What is the breakeven for a CDL iron condor?
The breakeven for the CDL iron condor priced on this page is no defined breakeven on the modeled curve at expiration, derived from end-of-day chain premiums. Breakeven is the underlying price at which the strategy's P&L crosses zero ignoring transaction costs and assignment risk.
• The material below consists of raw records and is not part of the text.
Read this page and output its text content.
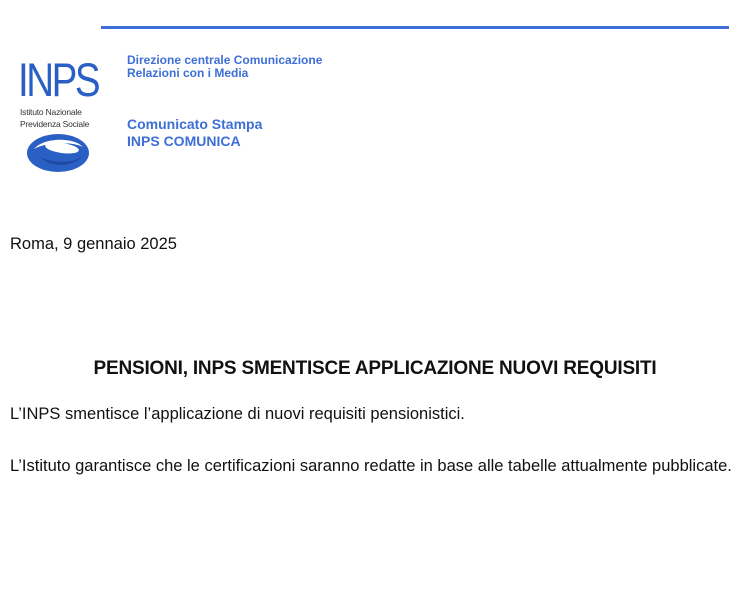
INPS
Istituto Nazionale
Previdenza Sociale
Direzione centrale Comunicazione
Relazioni con i Media
Comunicato Stampa
INPS COMUNICA
Roma, 9 gennaio 2025
PENSIONI, INPS SMENTISCE APPLICAZIONE NUOVI REQUISITI
L’INPS smentisce l’applicazione di nuovi requisiti pensionistici.
L’Istituto garantisce che le certificazioni saranno redatte in base alle tabelle attualmente pubblicate.
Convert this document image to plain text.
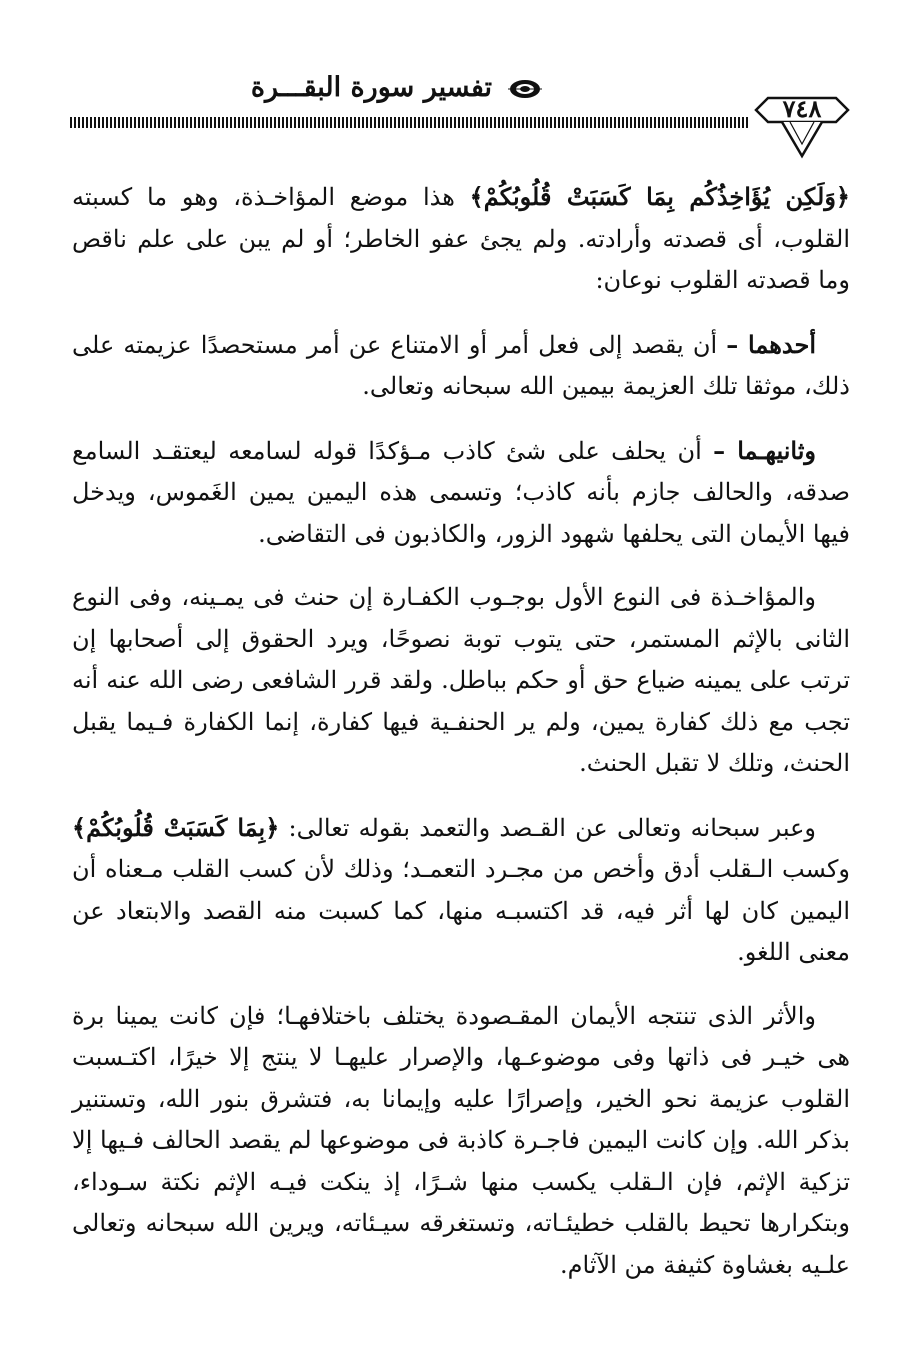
تفسير سورة البقـــرة
٧٤٨

﴿وَلَكِن يُؤَاخِذُكُم بِمَا كَسَبَتْ قُلُوبُكُمْ﴾ هذا موضع المؤاخـذة، وهو ما كسبته القلوب، أى قصدته وأرادته. ولم يجئ عفو الخاطر؛ أو لم يبن على علم ناقص وما قصدته القلوب نوعان:

أحدهما – أن يقصد إلى فعل أمر أو الامتناع عن أمر مستحصدًا عزيمته على ذلك، موثقا تلك العزيمة بيمين الله سبحانه وتعالى.

وثانيهـما – أن يحلف على شئ كاذب مـؤكدًا قوله لسامعه ليعتقـد السامع صدقه، والحالف جازم بأنه كاذب؛ وتسمى هذه اليمين يمين الغَموس، ويدخل فيها الأيمان التى يحلفها شهود الزور، والكاذبون فى التقاضى.

والمؤاخـذة فى النوع الأول بوجـوب الكفـارة إن حنث فى يمـينه، وفى النوع الثانى بالإثم المستمر، حتى يتوب توبة نصوحًا، ويرد الحقوق إلى أصحابها إن ترتب على يمينه ضياع حق أو حكم بباطل. ولقد قرر الشافعى رضى الله عنه أنه تجب مع ذلك كفارة يمين، ولم ير الحنفـية فيها كفارة، إنما الكفارة فـيما يقبل الحنث، وتلك لا تقبل الحنث.

وعبر سبحانه وتعالى عن القـصد والتعمد بقوله تعالى: ﴿بِمَا كَسَبَتْ قُلُوبُكُمْ﴾ وكسب الـقلب أدق وأخص من مجـرد التعمـد؛ وذلك لأن كسب القلب مـعناه أن اليمين كان لها أثر فيه، قد اكتسبـه منها، كما كسبت منه القصد والابتعاد عن معنى اللغو.

والأثر الذى تنتجه الأيمان المقـصودة يختلف باختلافهـا؛ فإن كانت يمينا برة هى خيـر فى ذاتها وفى موضوعـها، والإصرار عليهـا لا ينتج إلا خيرًا، اكتـسبت القلوب عزيمة نحو الخير، وإصرارًا عليه وإيمانا به، فتشرق بنور الله، وتستنير بذكر الله. وإن كانت اليمين فاجـرة كاذبة فى موضوعها لم يقصد الحالف فـيها إلا تزكية الإثم، فإن الـقلب يكسب منها شـرًا، إذ ينكت فيـه الإثم نكتة سـوداء، وبتكرارها تحيط بالقلب خطيئـاته، وتستغرقه سيـئاته، ويرين الله سبحانه وتعالى علـيه بغشاوة كثيفة من الآثام.
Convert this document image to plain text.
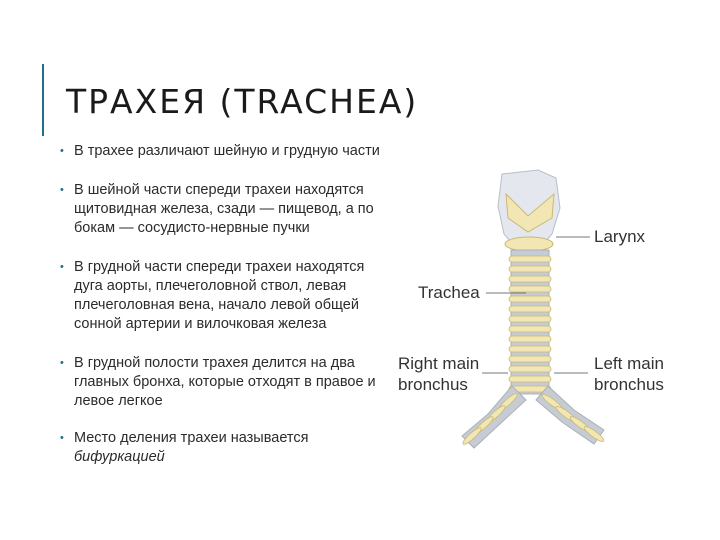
ТРАХЕЯ (TRACHEA)
• В трахее различают шейную и грудную части
• В шейной части спереди трахеи находятся щитовидная железа, сзади — пищевод, а по бокам — сосудисто-нервные пучки
• В грудной части спереди трахеи находятся дуга аорты, плечеголовной ствол, левая плечеголовная вена, начало левой общей сонной артерии и вилочковая железа
• В грудной полости трахея делится на два главных бронха, которые отходят в правое и левое легкое
• Место деления трахеи называется бифуркацией
Larynx
Trachea
Right main
bronchus
Left main
bronchus
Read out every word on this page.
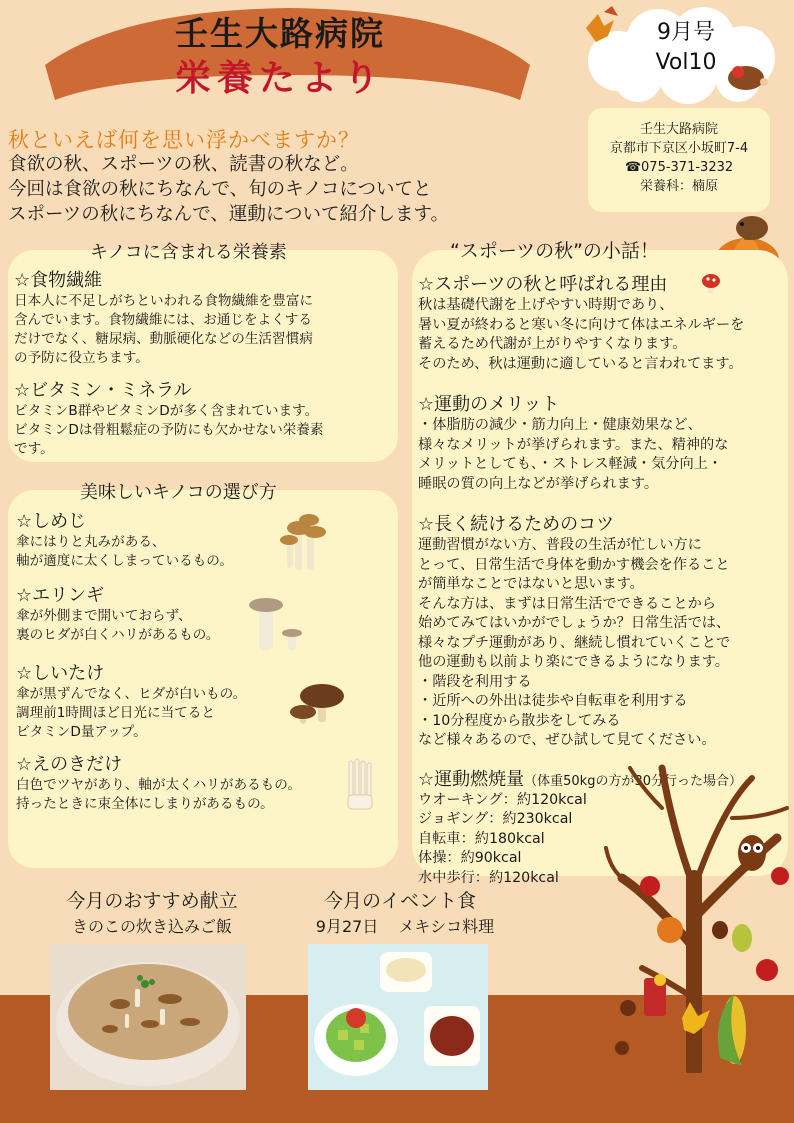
壬生大路病院
栄養たより
9月号
Vol10
壬生大路病院
京都市下京区小坂町7-4
☎075-371-3232
栄養科：楠原
秋といえば何を思い浮かべますか？
食欲の秋、スポーツの秋、読書の秋など。
今回は食欲の秋にちなんで、旬のキノコについてと
スポーツの秋にちなんで、運動について紹介します。
キノコに含まれる栄養素
☆食物繊維
日本人に不足しがちといわれる食物繊維を豊富に
含んでいます。食物繊維には、お通じをよくする
だけでなく、糖尿病、動脈硬化などの生活習慣病
の予防に役立ちます。
☆ビタミン・ミネラル
ビタミンB群やビタミンDが多く含まれています。
ビタミンDは骨粗鬆症の予防にも欠かせない栄養素
です。
美味しいキノコの選び方
☆しめじ
傘にはりと丸みがある、
軸が適度に太くしまっているもの。
☆エリンギ
傘が外側まで開いておらず、
裏のヒダが白くハリがあるもの。
☆しいたけ
傘が黒ずんでなく、ヒダが白いもの。
調理前1時間ほど日光に当てると
ビタミンD量アップ。
☆えのきだけ
白色でツヤがあり、軸が太くハリがあるもの。
持ったときに束全体にしまりがあるもの。
“スポーツの秋”の小話！
☆スポーツの秋と呼ばれる理由
秋は基礎代謝を上げやすい時期であり、
暑い夏が終わると寒い冬に向けて体はエネルギーを
蓄えるため代謝が上がりやすくなります。
そのため、秋は運動に適していると言われてます。
☆運動のメリット
・体脂肪の減少・筋力向上・健康効果など、
様々なメリットが挙げられます。また、精神的な
メリットとしても、・ストレス軽減・気分向上・
睡眠の質の向上などが挙げられます。
☆長く続けるためのコツ
運動習慣がない方、普段の生活が忙しい方に
とって、日常生活で身体を動かす機会を作ること
が簡単なことではないと思います。
そんな方は、まずは日常生活でできることから
始めてみてはいかがでしょうか？日常生活では、
様々なプチ運動があり、継続し慣れていくことで
他の運動も以前より楽にできるようになります。
・階段を利用する
・近所への外出は徒歩や自転車を利用する
・10分程度から散歩をしてみる
など様々あるので、ぜひ試して見てください。
☆運動燃焼量（体重50kgの方が30分行った場合）
ウオーキング：約120kcal
ジョギング：約230kcal
自転車：約180kcal
体操：約90kcal
水中歩行：約120kcal
今月のおすすめ献立
きのこの炊き込みご飯
今月のイベント食
9月27日 メキシコ料理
The current CDL market-implied 1-standard-deviation expected move is approximately 5.45%; if the move sits well outside the breakeven distance, the structure's risk-reward becomes correspondingly tighter.
When should you consider a iron condor on CDL?
Iron condors on CDL are a delta-neutral premium-collection structure that profits if CDL etf stays inside the inner short strikes; short strikes typically sit near 1 standard deviation from spot.
How does current CDL implied volatility affect this iron condor?
CDL ATM IV is at 19.00% with IV rank near 10.30%, which is on the low end of its 1-year range. Premium-buying structures (long call, long put, debit spreads) are relatively cheap in this regime; premium-selling structures collect less credit per unit risk.